Municipal do Rio deu início a uma temporada ainda desconhecida

Violinista Guido Sant’Anna e tenor Guilherme Moreira se destacam no concerto que abriu a temporada do TMRJ, mas… que temporada é essa?

O Theatro Municipal do Rio de Janeiro abriu a sua temporada de 2024 na última sexta-feira, 08 de março, com um concerto da Série Celebrações que reuniu a Orquestra Sinfônica e o Coro do Theatro Municipal, o violinista Guido Sant’Anna e quatro solistas do próprio Coro, todos sob a condução do regente titular da OSTM, Felipe Prazeres. No programa da noite, obras de um trio BBB (Beethoven, Brahms e Bruckner) – remetendo, ao mesmo tempo, ao BBB mais tradicional da música clássica (com a substituição de Bach por Bruckner) e, de forma indireta, ao programa alienante da TV.

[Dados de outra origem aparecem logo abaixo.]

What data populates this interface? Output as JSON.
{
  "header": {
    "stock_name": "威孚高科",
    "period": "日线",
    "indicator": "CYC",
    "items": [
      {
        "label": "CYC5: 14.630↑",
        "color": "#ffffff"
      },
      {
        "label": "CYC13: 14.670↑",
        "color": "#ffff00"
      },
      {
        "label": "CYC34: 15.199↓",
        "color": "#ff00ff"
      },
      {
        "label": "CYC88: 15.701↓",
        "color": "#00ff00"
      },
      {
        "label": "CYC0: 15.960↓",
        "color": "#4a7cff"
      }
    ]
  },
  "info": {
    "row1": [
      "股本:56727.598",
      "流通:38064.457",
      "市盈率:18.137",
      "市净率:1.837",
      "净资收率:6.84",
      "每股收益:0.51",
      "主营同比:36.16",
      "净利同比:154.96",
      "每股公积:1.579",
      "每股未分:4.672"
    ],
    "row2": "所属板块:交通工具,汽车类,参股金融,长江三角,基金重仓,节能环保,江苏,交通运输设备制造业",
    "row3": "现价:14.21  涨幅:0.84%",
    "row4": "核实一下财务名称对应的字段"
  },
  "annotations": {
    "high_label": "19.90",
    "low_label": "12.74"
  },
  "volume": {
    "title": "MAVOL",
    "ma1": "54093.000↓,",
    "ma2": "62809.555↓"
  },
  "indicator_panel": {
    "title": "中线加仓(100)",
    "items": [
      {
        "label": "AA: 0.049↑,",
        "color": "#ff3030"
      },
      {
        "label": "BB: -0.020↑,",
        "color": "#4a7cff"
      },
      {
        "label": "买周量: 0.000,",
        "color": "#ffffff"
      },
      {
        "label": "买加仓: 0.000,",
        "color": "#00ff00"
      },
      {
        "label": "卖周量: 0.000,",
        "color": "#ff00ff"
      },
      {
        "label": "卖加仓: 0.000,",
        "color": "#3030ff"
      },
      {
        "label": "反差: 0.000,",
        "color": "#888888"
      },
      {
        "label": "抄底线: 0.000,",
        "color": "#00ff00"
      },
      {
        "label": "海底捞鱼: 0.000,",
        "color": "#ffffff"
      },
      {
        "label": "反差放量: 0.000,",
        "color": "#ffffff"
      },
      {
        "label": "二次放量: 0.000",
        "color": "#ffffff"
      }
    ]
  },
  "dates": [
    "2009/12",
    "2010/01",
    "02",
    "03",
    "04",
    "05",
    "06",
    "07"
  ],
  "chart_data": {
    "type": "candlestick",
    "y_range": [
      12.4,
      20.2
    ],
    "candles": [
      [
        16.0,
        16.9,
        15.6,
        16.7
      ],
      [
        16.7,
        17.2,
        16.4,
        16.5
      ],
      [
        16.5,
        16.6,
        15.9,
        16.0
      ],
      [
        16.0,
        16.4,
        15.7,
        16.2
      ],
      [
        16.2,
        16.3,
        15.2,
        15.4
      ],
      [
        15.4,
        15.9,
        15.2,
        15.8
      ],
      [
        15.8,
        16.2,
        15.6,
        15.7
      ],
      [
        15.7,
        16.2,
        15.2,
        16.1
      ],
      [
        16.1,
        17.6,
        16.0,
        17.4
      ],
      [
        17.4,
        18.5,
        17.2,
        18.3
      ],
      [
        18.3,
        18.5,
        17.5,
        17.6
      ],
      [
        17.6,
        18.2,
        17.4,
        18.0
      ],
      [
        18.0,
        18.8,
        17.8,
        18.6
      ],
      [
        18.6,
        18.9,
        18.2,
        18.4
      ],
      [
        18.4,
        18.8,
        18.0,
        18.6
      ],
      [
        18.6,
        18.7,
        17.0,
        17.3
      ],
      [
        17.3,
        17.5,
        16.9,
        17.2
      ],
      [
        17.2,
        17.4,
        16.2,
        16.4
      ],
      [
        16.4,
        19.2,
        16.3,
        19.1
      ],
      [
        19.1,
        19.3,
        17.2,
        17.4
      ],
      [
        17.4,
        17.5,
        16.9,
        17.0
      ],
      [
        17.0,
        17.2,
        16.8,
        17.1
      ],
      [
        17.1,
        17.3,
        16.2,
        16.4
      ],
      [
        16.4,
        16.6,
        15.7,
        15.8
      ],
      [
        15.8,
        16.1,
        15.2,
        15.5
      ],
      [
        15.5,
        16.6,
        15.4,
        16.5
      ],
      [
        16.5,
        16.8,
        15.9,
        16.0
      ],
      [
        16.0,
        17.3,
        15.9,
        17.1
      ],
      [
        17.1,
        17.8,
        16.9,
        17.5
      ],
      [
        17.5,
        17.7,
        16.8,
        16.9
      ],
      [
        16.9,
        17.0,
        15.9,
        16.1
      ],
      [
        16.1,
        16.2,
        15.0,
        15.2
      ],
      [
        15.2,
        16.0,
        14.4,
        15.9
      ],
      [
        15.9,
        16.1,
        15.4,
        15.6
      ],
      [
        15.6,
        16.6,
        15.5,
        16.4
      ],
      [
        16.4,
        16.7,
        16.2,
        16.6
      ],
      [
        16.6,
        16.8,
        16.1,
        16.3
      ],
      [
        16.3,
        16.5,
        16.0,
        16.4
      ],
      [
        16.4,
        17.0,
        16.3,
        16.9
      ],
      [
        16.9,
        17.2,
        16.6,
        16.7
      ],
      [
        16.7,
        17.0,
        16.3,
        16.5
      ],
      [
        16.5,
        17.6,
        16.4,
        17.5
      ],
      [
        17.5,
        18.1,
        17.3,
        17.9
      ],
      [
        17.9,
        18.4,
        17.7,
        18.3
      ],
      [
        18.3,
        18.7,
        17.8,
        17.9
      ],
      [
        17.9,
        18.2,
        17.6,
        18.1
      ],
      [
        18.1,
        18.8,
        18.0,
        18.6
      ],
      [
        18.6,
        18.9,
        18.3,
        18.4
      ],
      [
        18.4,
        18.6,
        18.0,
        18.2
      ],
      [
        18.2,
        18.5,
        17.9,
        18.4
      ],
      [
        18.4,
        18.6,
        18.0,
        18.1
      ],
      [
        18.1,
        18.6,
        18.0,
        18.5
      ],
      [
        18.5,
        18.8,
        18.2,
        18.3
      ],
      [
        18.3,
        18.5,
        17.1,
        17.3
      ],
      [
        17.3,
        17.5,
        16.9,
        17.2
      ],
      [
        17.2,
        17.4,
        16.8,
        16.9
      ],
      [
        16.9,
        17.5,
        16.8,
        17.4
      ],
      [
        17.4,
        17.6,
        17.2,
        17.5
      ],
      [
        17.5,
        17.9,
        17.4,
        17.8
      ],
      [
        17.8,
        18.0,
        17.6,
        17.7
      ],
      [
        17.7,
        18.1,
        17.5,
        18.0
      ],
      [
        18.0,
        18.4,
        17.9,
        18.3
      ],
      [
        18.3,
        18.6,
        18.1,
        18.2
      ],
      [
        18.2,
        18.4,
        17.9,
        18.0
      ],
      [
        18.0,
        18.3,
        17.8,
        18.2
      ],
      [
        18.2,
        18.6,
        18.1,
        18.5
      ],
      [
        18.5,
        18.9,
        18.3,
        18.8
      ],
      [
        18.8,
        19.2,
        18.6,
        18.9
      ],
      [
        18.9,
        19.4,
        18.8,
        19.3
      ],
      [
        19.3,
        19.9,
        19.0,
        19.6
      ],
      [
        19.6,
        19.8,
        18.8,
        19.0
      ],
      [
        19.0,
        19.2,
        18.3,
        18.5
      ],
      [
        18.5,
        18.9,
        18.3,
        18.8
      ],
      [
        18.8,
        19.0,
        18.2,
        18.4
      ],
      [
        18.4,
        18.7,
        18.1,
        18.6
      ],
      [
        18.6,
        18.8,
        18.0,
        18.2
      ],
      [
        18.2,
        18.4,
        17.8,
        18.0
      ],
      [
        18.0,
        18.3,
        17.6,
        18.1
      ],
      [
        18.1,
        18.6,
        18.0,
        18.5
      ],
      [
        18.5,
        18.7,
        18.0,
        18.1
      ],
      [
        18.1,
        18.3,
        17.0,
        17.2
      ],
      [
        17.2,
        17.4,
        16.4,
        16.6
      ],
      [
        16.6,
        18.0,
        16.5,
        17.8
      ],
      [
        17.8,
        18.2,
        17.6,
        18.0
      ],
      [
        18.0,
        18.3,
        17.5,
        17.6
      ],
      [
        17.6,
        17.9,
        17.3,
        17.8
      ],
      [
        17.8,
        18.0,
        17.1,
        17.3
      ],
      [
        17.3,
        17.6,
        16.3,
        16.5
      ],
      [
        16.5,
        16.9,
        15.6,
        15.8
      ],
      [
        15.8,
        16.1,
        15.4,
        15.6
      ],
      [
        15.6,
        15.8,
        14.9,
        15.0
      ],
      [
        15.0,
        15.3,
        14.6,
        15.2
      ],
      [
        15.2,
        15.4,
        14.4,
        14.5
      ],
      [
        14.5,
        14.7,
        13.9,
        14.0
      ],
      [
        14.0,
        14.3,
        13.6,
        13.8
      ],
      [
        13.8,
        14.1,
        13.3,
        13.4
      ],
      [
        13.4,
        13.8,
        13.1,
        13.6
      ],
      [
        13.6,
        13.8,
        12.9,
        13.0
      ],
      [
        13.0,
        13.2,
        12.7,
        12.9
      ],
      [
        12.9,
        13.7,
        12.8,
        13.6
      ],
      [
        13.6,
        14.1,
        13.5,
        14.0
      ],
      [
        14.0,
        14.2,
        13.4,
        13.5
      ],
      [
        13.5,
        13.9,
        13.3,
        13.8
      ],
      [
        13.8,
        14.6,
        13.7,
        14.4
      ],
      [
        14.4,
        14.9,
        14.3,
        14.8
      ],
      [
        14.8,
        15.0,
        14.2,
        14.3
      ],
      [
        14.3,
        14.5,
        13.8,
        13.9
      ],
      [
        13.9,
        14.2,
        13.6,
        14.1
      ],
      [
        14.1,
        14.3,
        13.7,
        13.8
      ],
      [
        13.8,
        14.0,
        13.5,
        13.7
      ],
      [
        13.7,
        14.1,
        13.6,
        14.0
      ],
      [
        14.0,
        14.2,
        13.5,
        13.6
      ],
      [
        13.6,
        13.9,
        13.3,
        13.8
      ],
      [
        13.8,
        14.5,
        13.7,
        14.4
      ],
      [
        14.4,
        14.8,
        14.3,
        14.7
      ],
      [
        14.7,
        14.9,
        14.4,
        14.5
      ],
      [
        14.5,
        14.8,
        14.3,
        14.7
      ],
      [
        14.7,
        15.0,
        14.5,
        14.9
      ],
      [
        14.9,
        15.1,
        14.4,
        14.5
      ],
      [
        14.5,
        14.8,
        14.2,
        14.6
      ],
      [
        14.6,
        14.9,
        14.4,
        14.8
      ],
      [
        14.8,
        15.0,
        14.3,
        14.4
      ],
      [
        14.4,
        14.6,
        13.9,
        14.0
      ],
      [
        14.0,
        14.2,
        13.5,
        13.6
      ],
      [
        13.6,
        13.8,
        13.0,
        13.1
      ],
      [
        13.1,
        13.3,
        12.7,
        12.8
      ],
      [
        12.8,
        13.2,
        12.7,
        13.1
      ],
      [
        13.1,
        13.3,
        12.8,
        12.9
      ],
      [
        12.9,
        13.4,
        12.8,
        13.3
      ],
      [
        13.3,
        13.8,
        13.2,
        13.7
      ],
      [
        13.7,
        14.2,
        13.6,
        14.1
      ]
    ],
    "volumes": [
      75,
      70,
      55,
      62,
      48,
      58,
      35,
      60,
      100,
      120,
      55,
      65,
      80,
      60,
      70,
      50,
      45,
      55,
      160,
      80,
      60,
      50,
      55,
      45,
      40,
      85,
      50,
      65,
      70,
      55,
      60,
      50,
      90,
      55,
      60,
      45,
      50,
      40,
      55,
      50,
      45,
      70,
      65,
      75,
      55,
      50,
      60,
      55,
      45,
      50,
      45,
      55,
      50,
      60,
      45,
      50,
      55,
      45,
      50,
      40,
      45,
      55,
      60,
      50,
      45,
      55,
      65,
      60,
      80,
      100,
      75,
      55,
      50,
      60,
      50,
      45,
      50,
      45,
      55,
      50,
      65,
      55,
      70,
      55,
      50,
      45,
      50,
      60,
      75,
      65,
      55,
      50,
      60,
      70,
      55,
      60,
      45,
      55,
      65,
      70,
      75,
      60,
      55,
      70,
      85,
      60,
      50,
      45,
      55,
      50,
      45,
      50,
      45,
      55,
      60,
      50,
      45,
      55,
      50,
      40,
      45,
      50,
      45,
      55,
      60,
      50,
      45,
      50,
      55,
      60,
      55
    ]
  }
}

Antes de abordar o concerto propriamente dito, é preciso esclarecer que ele, o concerto, abriu uma temporada ainda indefinida, e com agravante: logo depois do período mais grave da pandemia de Covid-19, este já é o terceiro ano seguido em que a atual direção do TMRJ não consegue divulgar uma temporada completa. Nem sequer uma temporada semestral.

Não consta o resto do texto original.